From: Andrew Jarrette
Message: 36483
Date: 2005-02-25



P&G <G&P@...> wrote:


> I would like to read those sections of Homer and the Rgveda where the
> "perfect" >occurs.  Is it certain they indicate states that have not been
> arrived at by the >completion of an action?

One point of Reference is Monro's "Homeric Grammar".   It's an old book, but
still in print, because it's still useful.  Section 28 reads:
  "The perfect denotes a lasting condition or attitude ...we shall usually
find that the perfect denotes a permanent state ... the so-called perfecta
praesentia are merely the commonest instances of the rule ... Note the large
number of Homeric perfects denoting attitude, temper, &c. ..Verbs expressing
sustained sounds, esp. cries of animals, are usually in the perfect ..."

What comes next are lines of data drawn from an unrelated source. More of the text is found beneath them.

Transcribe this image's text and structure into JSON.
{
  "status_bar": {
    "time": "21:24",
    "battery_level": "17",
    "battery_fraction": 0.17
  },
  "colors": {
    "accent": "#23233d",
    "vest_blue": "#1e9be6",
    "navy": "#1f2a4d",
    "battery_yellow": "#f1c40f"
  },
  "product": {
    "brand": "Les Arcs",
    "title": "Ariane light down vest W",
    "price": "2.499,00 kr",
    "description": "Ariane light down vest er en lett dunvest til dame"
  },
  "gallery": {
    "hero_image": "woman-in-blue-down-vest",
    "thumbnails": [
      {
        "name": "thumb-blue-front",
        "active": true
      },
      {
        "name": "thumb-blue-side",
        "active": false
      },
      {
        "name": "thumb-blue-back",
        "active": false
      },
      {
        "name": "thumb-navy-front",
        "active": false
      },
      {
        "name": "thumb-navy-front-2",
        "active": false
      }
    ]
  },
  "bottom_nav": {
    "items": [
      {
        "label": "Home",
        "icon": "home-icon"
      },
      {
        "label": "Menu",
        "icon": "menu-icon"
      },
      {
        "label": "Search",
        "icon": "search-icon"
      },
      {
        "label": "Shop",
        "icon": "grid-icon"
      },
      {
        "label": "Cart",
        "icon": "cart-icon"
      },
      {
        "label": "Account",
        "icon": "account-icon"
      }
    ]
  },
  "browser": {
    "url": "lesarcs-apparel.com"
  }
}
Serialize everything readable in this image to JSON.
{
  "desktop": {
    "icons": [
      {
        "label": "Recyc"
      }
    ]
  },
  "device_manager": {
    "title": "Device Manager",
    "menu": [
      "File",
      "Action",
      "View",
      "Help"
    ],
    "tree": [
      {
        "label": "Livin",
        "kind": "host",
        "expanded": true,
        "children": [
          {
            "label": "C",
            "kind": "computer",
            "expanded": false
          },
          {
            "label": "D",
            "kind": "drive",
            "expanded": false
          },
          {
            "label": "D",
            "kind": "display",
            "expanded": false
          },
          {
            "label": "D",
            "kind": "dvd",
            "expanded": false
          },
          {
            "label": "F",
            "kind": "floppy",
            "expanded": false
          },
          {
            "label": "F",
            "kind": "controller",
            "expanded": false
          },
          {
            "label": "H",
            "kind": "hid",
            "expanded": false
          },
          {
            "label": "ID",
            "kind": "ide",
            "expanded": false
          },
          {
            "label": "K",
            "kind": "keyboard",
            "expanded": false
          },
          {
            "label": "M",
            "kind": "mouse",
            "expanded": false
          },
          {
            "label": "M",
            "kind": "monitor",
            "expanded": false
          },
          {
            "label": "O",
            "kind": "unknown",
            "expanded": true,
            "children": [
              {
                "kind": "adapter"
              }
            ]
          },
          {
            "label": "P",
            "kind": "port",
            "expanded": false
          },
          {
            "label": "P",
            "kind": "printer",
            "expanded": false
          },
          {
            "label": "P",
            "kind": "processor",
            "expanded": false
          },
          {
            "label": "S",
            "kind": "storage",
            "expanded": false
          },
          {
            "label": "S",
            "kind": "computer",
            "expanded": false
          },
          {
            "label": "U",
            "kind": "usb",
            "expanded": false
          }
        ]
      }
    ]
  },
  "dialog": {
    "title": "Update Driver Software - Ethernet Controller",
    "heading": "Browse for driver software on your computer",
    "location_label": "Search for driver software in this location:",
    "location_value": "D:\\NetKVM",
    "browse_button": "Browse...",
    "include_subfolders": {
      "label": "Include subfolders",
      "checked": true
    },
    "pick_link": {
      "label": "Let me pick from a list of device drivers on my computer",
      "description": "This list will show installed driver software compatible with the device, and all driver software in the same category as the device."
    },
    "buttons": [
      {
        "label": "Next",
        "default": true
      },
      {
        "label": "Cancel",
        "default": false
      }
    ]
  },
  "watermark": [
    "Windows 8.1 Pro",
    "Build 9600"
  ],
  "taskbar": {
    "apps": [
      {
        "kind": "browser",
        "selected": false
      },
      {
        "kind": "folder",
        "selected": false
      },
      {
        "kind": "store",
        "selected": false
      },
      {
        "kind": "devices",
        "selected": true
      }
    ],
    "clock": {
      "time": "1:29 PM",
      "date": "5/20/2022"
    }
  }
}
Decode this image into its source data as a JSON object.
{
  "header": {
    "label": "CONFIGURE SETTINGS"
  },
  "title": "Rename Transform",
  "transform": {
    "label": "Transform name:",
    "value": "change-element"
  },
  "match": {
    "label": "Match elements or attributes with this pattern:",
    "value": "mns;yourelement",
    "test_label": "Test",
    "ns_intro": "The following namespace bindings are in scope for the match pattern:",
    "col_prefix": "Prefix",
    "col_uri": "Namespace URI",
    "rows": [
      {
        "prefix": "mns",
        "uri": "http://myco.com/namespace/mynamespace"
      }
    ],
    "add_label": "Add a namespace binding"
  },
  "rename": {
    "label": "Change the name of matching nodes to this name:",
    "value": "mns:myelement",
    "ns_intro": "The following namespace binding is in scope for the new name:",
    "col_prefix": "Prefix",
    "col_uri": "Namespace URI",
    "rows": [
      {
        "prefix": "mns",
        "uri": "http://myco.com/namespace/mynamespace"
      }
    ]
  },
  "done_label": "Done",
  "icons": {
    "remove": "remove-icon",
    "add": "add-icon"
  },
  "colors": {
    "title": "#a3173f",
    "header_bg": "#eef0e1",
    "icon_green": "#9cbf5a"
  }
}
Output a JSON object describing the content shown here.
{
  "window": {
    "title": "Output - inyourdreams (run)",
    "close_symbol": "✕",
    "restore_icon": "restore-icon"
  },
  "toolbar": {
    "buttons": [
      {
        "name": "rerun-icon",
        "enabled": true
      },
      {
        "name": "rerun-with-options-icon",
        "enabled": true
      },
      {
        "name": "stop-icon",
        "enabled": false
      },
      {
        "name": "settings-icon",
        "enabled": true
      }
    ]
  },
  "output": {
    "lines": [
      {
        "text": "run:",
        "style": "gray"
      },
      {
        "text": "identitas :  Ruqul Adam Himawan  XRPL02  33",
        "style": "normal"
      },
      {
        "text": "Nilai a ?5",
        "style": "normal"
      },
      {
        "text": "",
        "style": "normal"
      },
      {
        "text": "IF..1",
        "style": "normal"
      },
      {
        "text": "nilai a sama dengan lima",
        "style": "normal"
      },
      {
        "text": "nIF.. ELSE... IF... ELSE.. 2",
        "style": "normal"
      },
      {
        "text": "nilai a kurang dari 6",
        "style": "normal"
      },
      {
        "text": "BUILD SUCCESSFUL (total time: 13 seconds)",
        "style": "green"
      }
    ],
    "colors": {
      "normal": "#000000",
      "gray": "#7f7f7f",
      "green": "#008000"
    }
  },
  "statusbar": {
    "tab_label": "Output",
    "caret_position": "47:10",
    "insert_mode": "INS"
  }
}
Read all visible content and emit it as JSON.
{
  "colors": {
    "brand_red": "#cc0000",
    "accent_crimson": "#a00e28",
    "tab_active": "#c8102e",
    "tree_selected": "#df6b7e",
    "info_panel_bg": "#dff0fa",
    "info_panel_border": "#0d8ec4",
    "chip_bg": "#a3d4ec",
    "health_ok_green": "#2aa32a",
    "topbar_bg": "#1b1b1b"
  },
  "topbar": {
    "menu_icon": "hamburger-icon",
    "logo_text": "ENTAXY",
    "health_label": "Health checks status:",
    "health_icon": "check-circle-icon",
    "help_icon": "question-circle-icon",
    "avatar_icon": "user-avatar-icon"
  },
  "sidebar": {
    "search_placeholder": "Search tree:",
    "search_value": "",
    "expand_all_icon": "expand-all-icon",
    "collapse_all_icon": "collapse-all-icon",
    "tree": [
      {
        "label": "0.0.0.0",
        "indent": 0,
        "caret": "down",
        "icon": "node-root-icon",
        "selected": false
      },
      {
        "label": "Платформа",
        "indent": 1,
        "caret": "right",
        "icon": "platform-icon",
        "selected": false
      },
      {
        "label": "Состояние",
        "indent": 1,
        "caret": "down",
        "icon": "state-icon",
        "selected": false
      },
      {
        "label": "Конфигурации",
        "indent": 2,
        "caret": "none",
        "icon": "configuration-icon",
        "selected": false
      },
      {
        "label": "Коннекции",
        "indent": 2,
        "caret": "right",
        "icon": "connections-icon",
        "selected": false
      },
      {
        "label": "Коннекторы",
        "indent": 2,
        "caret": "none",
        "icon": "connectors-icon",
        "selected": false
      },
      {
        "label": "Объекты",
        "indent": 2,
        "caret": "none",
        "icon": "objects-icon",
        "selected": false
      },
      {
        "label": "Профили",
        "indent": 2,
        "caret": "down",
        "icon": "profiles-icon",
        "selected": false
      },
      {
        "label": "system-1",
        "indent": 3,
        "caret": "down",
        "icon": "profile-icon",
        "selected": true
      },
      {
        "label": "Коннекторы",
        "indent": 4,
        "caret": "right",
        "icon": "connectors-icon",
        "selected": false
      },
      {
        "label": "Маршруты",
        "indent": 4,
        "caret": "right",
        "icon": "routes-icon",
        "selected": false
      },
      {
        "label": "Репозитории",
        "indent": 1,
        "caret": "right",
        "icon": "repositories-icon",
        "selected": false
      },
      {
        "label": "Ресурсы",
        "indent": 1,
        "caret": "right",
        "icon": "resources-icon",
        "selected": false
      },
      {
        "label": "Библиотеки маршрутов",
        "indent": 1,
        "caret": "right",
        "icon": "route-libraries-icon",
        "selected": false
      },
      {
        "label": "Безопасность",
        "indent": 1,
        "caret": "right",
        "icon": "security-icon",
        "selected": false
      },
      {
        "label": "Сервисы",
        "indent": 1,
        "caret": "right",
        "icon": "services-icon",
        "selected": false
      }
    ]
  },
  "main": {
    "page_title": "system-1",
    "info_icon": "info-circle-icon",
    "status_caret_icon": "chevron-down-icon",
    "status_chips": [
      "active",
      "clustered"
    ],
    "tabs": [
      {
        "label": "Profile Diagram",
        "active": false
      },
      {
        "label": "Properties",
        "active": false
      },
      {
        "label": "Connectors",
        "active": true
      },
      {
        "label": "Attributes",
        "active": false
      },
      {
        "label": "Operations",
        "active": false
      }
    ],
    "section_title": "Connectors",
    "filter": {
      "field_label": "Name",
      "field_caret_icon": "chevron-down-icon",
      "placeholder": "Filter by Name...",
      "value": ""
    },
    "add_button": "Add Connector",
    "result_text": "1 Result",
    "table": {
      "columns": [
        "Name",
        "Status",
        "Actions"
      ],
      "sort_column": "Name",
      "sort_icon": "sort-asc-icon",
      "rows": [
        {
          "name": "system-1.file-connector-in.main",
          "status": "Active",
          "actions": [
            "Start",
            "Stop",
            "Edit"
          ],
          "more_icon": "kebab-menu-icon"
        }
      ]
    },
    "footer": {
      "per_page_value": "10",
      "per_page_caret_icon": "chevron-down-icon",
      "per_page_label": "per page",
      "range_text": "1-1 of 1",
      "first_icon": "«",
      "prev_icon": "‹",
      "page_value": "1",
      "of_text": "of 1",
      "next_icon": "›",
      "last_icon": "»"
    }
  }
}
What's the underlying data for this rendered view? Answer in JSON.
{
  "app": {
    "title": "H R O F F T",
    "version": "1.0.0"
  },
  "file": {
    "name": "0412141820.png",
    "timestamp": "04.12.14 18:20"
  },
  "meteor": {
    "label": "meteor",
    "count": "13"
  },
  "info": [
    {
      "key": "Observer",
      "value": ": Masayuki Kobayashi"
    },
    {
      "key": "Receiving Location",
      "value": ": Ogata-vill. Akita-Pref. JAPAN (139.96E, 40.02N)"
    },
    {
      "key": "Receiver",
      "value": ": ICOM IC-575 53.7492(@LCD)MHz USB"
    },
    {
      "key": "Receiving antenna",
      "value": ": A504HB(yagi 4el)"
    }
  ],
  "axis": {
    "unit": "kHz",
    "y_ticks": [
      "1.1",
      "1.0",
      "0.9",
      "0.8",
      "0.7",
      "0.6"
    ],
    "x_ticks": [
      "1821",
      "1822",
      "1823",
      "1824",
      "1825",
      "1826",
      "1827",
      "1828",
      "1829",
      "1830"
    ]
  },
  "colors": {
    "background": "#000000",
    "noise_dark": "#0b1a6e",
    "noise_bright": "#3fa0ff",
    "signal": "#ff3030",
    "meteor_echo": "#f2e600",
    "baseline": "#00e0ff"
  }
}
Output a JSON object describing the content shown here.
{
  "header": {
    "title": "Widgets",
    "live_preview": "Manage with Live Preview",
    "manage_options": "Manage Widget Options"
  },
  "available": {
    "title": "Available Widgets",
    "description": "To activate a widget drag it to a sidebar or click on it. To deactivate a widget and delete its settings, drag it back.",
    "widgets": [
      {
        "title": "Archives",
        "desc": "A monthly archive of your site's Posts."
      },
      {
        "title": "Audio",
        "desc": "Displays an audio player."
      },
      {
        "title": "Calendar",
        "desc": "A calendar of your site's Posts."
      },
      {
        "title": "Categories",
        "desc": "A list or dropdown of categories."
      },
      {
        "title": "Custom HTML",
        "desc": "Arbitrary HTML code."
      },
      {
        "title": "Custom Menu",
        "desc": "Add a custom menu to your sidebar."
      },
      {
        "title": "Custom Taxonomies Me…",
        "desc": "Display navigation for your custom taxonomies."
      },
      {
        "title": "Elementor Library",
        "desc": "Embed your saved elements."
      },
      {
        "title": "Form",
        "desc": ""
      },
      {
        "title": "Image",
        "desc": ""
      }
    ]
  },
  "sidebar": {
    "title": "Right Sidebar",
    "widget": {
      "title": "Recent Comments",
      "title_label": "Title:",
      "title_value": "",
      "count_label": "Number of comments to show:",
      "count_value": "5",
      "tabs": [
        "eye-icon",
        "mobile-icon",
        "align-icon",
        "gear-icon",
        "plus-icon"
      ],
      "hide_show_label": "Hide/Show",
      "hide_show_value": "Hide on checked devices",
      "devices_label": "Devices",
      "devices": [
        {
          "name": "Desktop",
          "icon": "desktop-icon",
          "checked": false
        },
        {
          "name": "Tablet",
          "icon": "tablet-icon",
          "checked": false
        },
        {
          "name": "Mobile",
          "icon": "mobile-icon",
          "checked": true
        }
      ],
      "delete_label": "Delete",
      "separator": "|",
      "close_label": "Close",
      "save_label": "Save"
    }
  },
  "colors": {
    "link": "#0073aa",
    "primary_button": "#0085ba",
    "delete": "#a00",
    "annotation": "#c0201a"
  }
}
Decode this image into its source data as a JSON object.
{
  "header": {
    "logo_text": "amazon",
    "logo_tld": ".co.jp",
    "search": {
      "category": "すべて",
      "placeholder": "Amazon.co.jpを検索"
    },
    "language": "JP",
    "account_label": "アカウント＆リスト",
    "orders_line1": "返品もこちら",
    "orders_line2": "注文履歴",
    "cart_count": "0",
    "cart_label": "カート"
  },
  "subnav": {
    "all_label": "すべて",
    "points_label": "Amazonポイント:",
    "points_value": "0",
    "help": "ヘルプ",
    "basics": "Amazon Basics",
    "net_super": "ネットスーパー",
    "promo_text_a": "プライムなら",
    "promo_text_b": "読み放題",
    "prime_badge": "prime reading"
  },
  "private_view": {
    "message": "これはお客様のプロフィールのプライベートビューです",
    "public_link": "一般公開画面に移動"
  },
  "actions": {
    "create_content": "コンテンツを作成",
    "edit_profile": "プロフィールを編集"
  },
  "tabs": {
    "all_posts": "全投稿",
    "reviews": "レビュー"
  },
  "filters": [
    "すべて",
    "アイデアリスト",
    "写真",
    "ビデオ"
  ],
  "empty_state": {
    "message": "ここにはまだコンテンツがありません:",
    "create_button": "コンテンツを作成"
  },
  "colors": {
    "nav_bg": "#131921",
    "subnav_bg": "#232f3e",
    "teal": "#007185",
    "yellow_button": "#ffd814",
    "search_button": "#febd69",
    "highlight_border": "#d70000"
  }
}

He gives bunches of examples.  I have read somewhere (I was expecting to
find it in Monro, but it must be elsewhere) that over 60% of all Homeric
perfects are expressions of attitude or condition, rather than the result of
previous action.

Examples:
  dedorke     is gazing
dedakrusai  you are crying
dedekso        are waiting
  pepote:atai  are flying
  kekme:ka    I am weary
  eolpa          I hope
  teTe:pa       I am amazed
  deideKatai  he welcomes
  gego:ne      shouts
  bebruKe    roars

and so on

Peter

 

Thank you for educating me on this point, Peter.  I never knew that Homeric "perfect" forms had such explicitly present meaning.  But that raises two questions: The first, that if scholars were aware that in Homer the perfect most commonly expresses a present tense (condition or attitude), why is it that the traditional view is considered to be that the perfect (stative) expresses a completed action, or a present "state resulting from previous action or experience" (thus in Sihler)?  Did the traditional IE linguists discount these Homeric "perfects", or did they not know about them?  (I actually have never read the traditional view anywhere, but am aware of the definition of "perfect" as a verb tense, which is then applied to these Greek forms which had perfect meaning everywhere but in Homer, I take it.)  And the second: how did a Homeric "perfect" with explicitly present, stative meaning evolve into a form which indicated completed, no-longer-occurring action or experience?  Why would it evolve so?  Do these questions not occur to you?